By the middle of 1977 the Regiment had acquired four 81mm mortars and a full Support Company had been established with an Assault Pioneer and Mortar Platoon. In 1978 Support Company had been eaten up by HQ Company because the unit was not entitled to its own Support Coy. However in that year the Regiment gained a new CO. LtCol. R.M.Willox. He rationalised the situation concerning companies and postings, creating an organisation of A Company, HQ Company and Training Company. A Company comprised of two rifle platoons and a support platoon. HQ Company had all the admin. tech and logistics elements of the unit, whilst Training Company continued to train recruits through to officer promotion.


Northam Recruits 1987


The unit peaked in strength in the early eighties with over 500 on the regiments annual camps, which were held at Tone River, Northam and Bindoon, now a fully blow infantry unit the role of officer training had taken a back seat. In the late 1980s the Mounts Bay Road site was sold and demolished. In 1987 WAUR was temporary housed at Irwin Barracks Karrakatta (where 16th Battalion are now located), Nannup and Lancelin were added as Annual camp venues, then in May 1988 another move to Leeuwin Barracks in Fremantle. By now unit strength had more than halved from its peak.

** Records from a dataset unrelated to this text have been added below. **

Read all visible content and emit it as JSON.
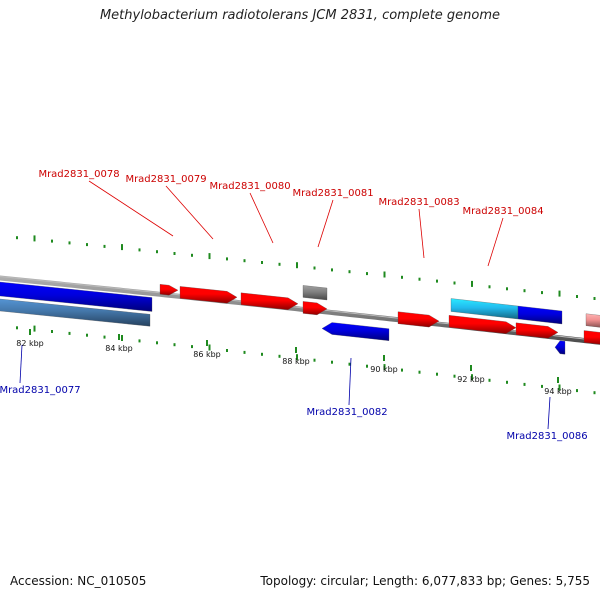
{
  "title": "Methylobacterium radiotolerans JCM 2831, complete genome",
  "footer": {
    "accession": "Accession: NC_010505",
    "summary": "Topology: circular; Length: 6,077,833 bp; Genes: 5,755"
  },
  "colors": {
    "backbone": "#8a8a8a",
    "tick": "#1f8a1f",
    "forward_label": "#cc0000",
    "reverse_label": "#0000aa",
    "forward_gene": "#ff0000",
    "reverse_gene": "#0000dd",
    "rna_gene": "#808080",
    "highlight_gene": "#22bbee",
    "steel_gene": "#4477aa"
  },
  "ticks": [
    {
      "label": "82 kbp"
    },
    {
      "label": "84 kbp"
    },
    {
      "label": "86 kbp"
    },
    {
      "label": "88 kbp"
    },
    {
      "label": "90 kbp"
    },
    {
      "label": "92 kbp"
    },
    {
      "label": "94 kbp"
    }
  ],
  "forward_labels": [
    "Mrad2831_0078",
    "Mrad2831_0079",
    "Mrad2831_0080",
    "Mrad2831_0081",
    "Mrad2831_0083",
    "Mrad2831_0084"
  ],
  "reverse_labels": [
    "Mrad2831_0077",
    "Mrad2831_0082",
    "Mrad2831_0086"
  ]
}
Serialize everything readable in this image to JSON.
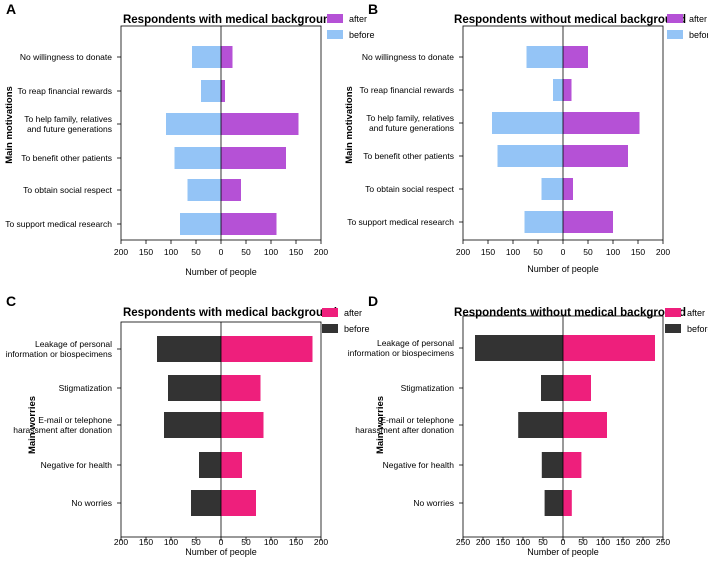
{
  "panels": [
    {
      "id": "A",
      "chart_data": {
        "type": "bar",
        "orientation": "horizontal-butterfly",
        "title": "Respondents with medical background",
        "ylabel": "Main motivations",
        "xlabel": "Number of people",
        "xlim": [
          -200,
          200
        ],
        "xticks": [
          -200,
          -150,
          -100,
          -50,
          0,
          50,
          100,
          150,
          200
        ],
        "xtick_labels": [
          "200",
          "150",
          "100",
          "50",
          "0",
          "50",
          "100",
          "150",
          "200"
        ],
        "categories": [
          [
            "No willingness to donate"
          ],
          [
            "To reap financial rewards"
          ],
          [
            "To help family, relatives",
            "and future generations"
          ],
          [
            "To benefit other patients"
          ],
          [
            "To obtain social respect"
          ],
          [
            "To support medical research"
          ]
        ],
        "series": [
          {
            "name": "after",
            "side": "right",
            "color": "#b551d6",
            "values": [
              23,
              8,
              155,
              130,
              40,
              111
            ]
          },
          {
            "name": "before",
            "side": "left",
            "color": "#94c4f6",
            "values": [
              58,
              40,
              110,
              93,
              67,
              82
            ]
          }
        ],
        "legend": "top-right"
      }
    },
    {
      "id": "B",
      "chart_data": {
        "type": "bar",
        "orientation": "horizontal-butterfly",
        "title": "Respondents without medical background",
        "ylabel": "Main motivations",
        "xlabel": "Number of people",
        "xlim": [
          -200,
          200
        ],
        "xticks": [
          -200,
          -150,
          -100,
          -50,
          0,
          50,
          100,
          150,
          200
        ],
        "xtick_labels": [
          "200",
          "150",
          "100",
          "50",
          "0",
          "50",
          "100",
          "150",
          "200"
        ],
        "categories": [
          [
            "No willingness to donate"
          ],
          [
            "To reap financial rewards"
          ],
          [
            "To help family, relatives",
            "and future generations"
          ],
          [
            "To benefit other patients"
          ],
          [
            "To obtain social respect"
          ],
          [
            "To support medical research"
          ]
        ],
        "series": [
          {
            "name": "after",
            "side": "right",
            "color": "#b551d6",
            "values": [
              50,
              17,
              153,
              130,
              20,
              100
            ]
          },
          {
            "name": "before",
            "side": "left",
            "color": "#94c4f6",
            "values": [
              73,
              20,
              142,
              131,
              43,
              77
            ]
          }
        ],
        "legend": "top-right"
      }
    },
    {
      "id": "C",
      "chart_data": {
        "type": "bar",
        "orientation": "horizontal-butterfly",
        "title": "Respondents with medical background",
        "ylabel": "Main worries",
        "xlabel": "Number of people",
        "xlim": [
          -200,
          200
        ],
        "xticks": [
          -200,
          -150,
          -100,
          -50,
          0,
          50,
          100,
          150,
          200
        ],
        "xtick_labels": [
          "200",
          "150",
          "100",
          "50",
          "0",
          "50",
          "100",
          "150",
          "200"
        ],
        "categories": [
          [
            "Leakage of personal",
            "information or biospecimens"
          ],
          [
            "Stigmatization"
          ],
          [
            "E-mail or telephone",
            "harassment after donation"
          ],
          [
            "Negative for health"
          ],
          [
            "No worries"
          ]
        ],
        "series": [
          {
            "name": "after",
            "side": "right",
            "color": "#ee1f7c",
            "values": [
              183,
              79,
              85,
              42,
              70
            ]
          },
          {
            "name": "before",
            "side": "left",
            "color": "#333333",
            "values": [
              128,
              106,
              114,
              44,
              60
            ]
          }
        ],
        "legend": "top-right"
      }
    },
    {
      "id": "D",
      "chart_data": {
        "type": "bar",
        "orientation": "horizontal-butterfly",
        "title": "Respondents without medical background",
        "ylabel": "Main worries",
        "xlabel": "Number of people",
        "xlim": [
          -250,
          250
        ],
        "xticks": [
          -250,
          -200,
          -150,
          -100,
          -50,
          0,
          50,
          100,
          150,
          200,
          250
        ],
        "xtick_labels": [
          "250",
          "200",
          "150",
          "100",
          "50",
          "0",
          "50",
          "100",
          "150",
          "200",
          "250"
        ],
        "categories": [
          [
            "Leakage of personal",
            "information or biospecimens"
          ],
          [
            "Stigmatization"
          ],
          [
            "E-mail or telephone",
            "harassment after donation"
          ],
          [
            "Negative for health"
          ],
          [
            "No worries"
          ]
        ],
        "series": [
          {
            "name": "after",
            "side": "right",
            "color": "#ee1f7c",
            "values": [
              230,
              70,
              110,
              46,
              22
            ]
          },
          {
            "name": "before",
            "side": "left",
            "color": "#333333",
            "values": [
              220,
              55,
              112,
              53,
              46
            ]
          }
        ],
        "legend": "top-right"
      }
    }
  ]
}
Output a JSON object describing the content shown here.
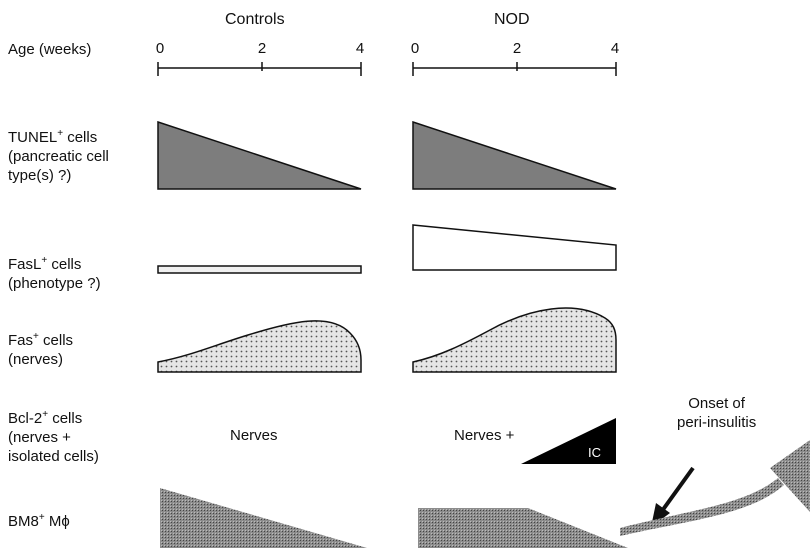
{
  "headers": {
    "controls": "Controls",
    "nod": "NOD"
  },
  "age_label": "Age (weeks)",
  "ticks": {
    "controls": [
      "0",
      "2",
      "4"
    ],
    "nod": [
      "0",
      "2",
      "4"
    ]
  },
  "rows": {
    "tunel": {
      "line1": "TUNEL",
      "sup1": "+",
      "line1b": " cells",
      "line2": "(pancreatic cell",
      "line3": "type(s) ?)"
    },
    "fasl": {
      "line1": "FasL",
      "sup1": "+",
      "line1b": " cells",
      "line2": "(phenotype ?)"
    },
    "fas": {
      "line1": "Fas",
      "sup1": "+",
      "line1b": " cells",
      "line2": "(nerves)"
    },
    "bcl2": {
      "line1": "Bcl-2",
      "sup1": "+",
      "line1b": " cells",
      "line2": "(nerves +",
      "line3": "isolated cells)"
    },
    "bm8": {
      "line1": "BM8",
      "sup1": "+",
      "line1b": " Mϕ"
    }
  },
  "bcl2_controls_text": "Nerves",
  "bcl2_nod_text": "Nerves +",
  "ic_label": "IC",
  "annotation": {
    "line1": "Onset of",
    "line2": "peri-insulitis"
  },
  "colors": {
    "tunel_fill": "#7d7d7d",
    "ic_fill": "#000000",
    "dot_fill": "#e6e6e6",
    "hatch_fill": "#8c8c8c",
    "arrow_fill": "#8a8a8a"
  }
}
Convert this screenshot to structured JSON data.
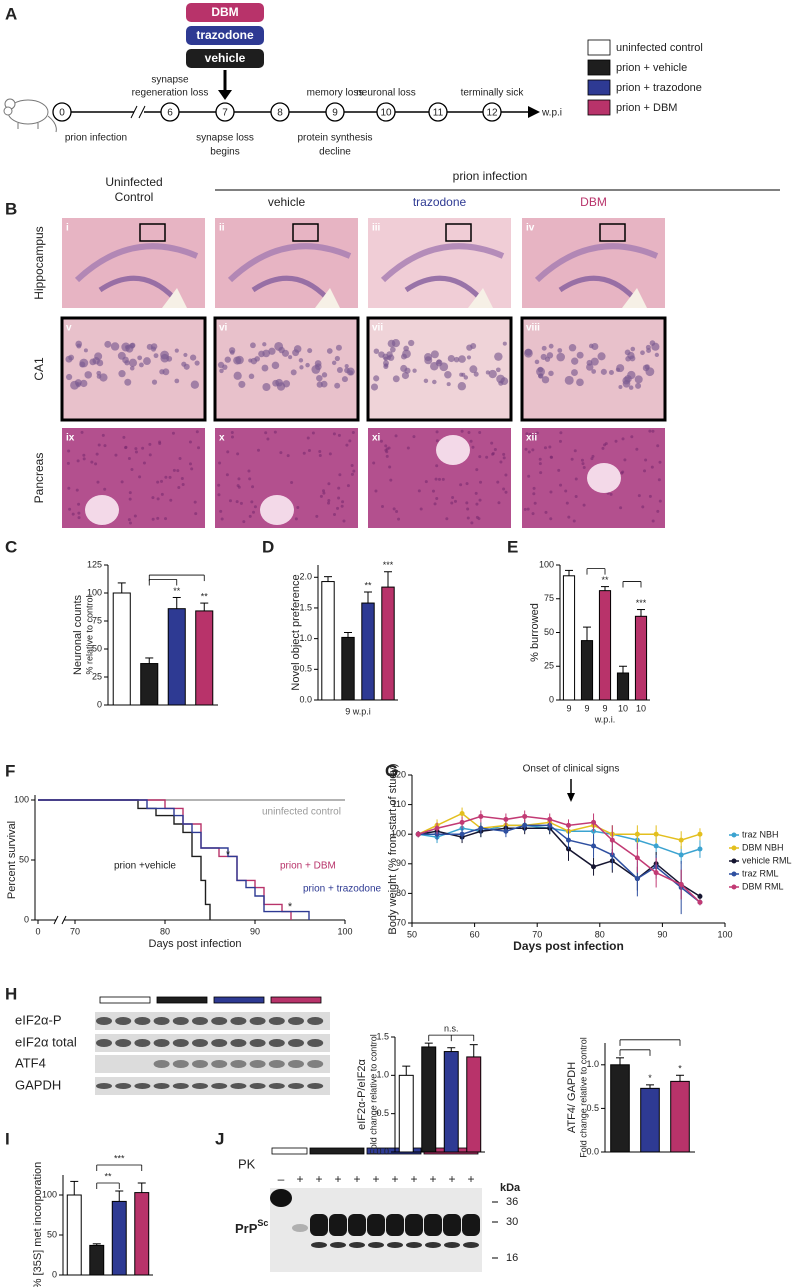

Colours Party, Artillery Barracks 1994


In September 1991 WAUR's focus was directed solely for provision of Army Reserve Officer training in the Western Region. This defined role led to a restructuring (namely reduction in manning and equipment) of the Regiment in 1992, the same year that WAUR also moved location to the historic Artillery Barracks in Burt Street, East Fremantle. 1997 saw the last Officer Graduation Parade held in Western Australia , as yet another Army restructure lead to WAUR coming under command of the Royal Military College Duntroon in July of that year, thus nationally aligning the technical control of Officer training.


July Camp 2001


In 2008 the Reserve Individual Training Capability (RITC) scheme was rolled out, subsequently placing WAUR as a unit under command of 13 Brigade and henceforth dedicated to the Army Reserve training continuum, not just Officer training. By early 2009 WAUR had again moved (for the 8th time), this time to the present location of Leeuwin Barracks East Fremantle. Leeuwin Barracks was formerly HMAS Leeuwin, a Navy Junior Ratings base and torpedo resupply facility until 1986.

In its current form WAUR consists of a diverse range of experienced instructors dedicated to the conduct of Reserve Officer Cadet training, driver courses, infantry initial employment training courses, Reserve Response Force courses, and other instructor qualification courses. 

WAUR is currently commanded by LTCOL Natalie Wigg.

Reunion 2000


In February 2001 the Western Australian University Regiment Association Inc was formed by three ex Lance Corporals who served in the mid eighties –Their enthusiasm and the backing of WAUR have seen the association rapidly grow in both size and wisdom, the core function of the association is to unite past and present members of WAUR for social gatherings and to record and catalogue the vast amount of unit memorabilia, something that has never been undertaken in the units relatively short history.

Many young men and women, have passed through the WAUR’s ranks. The colours do not carry any battle honours and as a unit we have never actually gone to war. yet many of our ex members are now community leaders who through their service no matter how brief gained an invaluable experience that will hopefully continue to be provided for many years to come.